Monday, June 1, 2009

Testing roundup

Today AJ finished what I believe is the last standardized testing for the year. Since this time last year, AJ has taken the KTEA-I (Kaufman Test of Eductaional Achievement, 2nd edition, brief form), KBIT-2 (Kaufman Brief Intelligence Test Second Edition), CTD Inventory (Center for Talent Development, Northwestern University), the Gates-McGintie Reading Test, the Darrell Morris Developmental Spelling Test, the ISEL (Illinois Snapshots of Early Literacy), the OLSAT (Otis-Lennon School AbilityTest), WISC-IV (Wechsler Intelligence Scale for Children – Fourth Edition), and ITBS (Iowa Tests of Basic Skills). Hard to believe at this point that I was, not all that long ago, testing averse.

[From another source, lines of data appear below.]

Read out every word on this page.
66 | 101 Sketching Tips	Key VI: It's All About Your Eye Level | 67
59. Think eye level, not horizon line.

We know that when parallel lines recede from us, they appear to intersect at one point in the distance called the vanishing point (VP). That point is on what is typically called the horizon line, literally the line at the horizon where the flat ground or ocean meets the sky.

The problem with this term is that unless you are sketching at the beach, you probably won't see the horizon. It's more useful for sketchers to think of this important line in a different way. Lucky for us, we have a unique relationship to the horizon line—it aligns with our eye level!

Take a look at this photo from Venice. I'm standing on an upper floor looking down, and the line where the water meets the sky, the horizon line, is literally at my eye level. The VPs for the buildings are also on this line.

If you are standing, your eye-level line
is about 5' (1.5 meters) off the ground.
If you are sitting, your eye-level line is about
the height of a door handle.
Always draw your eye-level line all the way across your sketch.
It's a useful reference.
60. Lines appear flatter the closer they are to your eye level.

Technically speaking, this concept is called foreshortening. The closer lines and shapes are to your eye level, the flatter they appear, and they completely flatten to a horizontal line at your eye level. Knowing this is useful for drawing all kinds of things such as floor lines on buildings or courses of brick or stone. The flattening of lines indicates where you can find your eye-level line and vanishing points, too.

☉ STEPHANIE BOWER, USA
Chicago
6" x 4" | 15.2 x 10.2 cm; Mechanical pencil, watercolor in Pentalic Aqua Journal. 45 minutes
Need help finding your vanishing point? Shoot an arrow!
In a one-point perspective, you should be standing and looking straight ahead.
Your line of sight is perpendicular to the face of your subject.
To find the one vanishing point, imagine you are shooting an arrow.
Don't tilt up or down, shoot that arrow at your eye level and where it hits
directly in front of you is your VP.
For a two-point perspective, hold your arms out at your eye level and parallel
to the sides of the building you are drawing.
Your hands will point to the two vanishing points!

Why am I no longer testing averse? It comes down to circumstances. I don’t see the point in intelligence testing for children unless you are trying to accomplish something – get into a program, get services needed at school, etc. And while I hate seeing schools teaching to the test, as a teacher, I also know the value of good student evaluation. It helps a lot to know what your students are getting and not getting. I love giving tests because it gives me a ton of information (I still hate writing and grading them, though. Well, not hate, exactly. More like resent the time they take.)

Of the tests above the first three (KTEA-I, KBIT-II & CTD) were administered in a single one-hour session. We elected and paid for that one to get AJ into a summer program that, ironically, we ended up not doing because of the test – we discovered just how awful the commute would be when driving there. The WISC-IV was the only other one that we elected, and that was to get AJ into the gifted program after a subpar showing on the OLSAT. All the rest of the tests were administered by AJ’s school. I’m thinking his file is going to need its own cabinet by the time he graduates.

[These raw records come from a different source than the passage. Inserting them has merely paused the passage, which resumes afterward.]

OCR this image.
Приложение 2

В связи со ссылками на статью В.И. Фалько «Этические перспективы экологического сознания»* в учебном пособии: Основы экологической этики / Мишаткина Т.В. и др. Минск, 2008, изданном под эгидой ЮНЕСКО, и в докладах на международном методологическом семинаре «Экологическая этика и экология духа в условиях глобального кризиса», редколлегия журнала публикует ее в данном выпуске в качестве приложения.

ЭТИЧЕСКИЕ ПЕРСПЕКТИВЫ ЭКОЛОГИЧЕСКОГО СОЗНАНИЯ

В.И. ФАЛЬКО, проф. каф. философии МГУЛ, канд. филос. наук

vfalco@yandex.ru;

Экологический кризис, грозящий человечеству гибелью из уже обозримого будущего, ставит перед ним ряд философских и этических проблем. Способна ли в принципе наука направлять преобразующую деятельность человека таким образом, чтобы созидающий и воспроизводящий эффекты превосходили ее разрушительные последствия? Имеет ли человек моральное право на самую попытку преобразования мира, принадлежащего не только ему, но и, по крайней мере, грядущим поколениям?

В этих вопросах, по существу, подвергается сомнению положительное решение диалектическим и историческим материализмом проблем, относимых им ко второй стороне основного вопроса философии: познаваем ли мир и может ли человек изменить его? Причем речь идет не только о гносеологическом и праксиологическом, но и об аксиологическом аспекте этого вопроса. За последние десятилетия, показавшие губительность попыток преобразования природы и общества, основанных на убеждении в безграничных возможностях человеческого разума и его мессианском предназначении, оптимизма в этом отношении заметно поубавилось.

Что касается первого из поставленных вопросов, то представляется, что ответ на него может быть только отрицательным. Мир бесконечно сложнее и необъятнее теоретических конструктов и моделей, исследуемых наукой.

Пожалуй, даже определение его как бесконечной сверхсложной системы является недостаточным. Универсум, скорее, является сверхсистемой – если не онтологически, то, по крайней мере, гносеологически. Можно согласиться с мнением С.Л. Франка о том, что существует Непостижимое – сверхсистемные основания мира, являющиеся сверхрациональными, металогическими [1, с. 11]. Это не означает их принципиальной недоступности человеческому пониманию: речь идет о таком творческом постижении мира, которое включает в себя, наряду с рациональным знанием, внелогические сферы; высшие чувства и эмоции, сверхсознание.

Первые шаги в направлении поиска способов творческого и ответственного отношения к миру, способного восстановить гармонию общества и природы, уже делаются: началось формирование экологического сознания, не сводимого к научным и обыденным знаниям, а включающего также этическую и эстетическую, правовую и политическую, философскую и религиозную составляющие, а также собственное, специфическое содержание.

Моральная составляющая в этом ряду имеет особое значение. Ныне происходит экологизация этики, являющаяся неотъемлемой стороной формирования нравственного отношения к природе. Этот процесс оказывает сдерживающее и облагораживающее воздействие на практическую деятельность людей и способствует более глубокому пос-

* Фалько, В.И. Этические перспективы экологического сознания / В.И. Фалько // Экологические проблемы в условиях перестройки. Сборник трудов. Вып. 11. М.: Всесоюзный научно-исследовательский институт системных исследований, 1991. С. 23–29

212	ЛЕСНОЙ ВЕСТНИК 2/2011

But tests are designed to accomplish something. If you are just fishing for information, I don’t think you’ll get your money’s worth. You need to know what you need to know.

Then there’s the issue of the IQ number. We’ve deliberated about this. My feeling is that no one should know his own IQ. It can limit you or intimidate you when really, the number is a description (and not a very nuanced one at that) of a moment in time. It’s not a solution to anything.

AJ wants to know what his IQ is. I can understand the frustration of having someone know something about you that you don’t know. It’s why I wanted to know, when I was pregnant with AJ, whether he was a boy or a girl. I didn’t like the idea of my doctor having information that I didn’t. But in this case, I can’t see anything good that can come out of him knowing the number. He could brag about it. He could feel like he’s not living up to it. He could even be disappointed by it. Right now, it could be anything. And moreover, since he hit the test ceiling, we don’t even know for sure what that number is. We could sign him up for more testing, but what is the point? We know what we need to know.

But I didn’t like the idea of holding out on AJ. So I told him that I’d tell him what it is on the day he graduates from college. I plan to stick to my side of the bargain. But only if he remembers to ask me.

We are all looking forward to a break from testing for the summer. Now we just have to wait for the rest of the scores to come in.

What about you? What are your thoughts on testing? Where do you stand?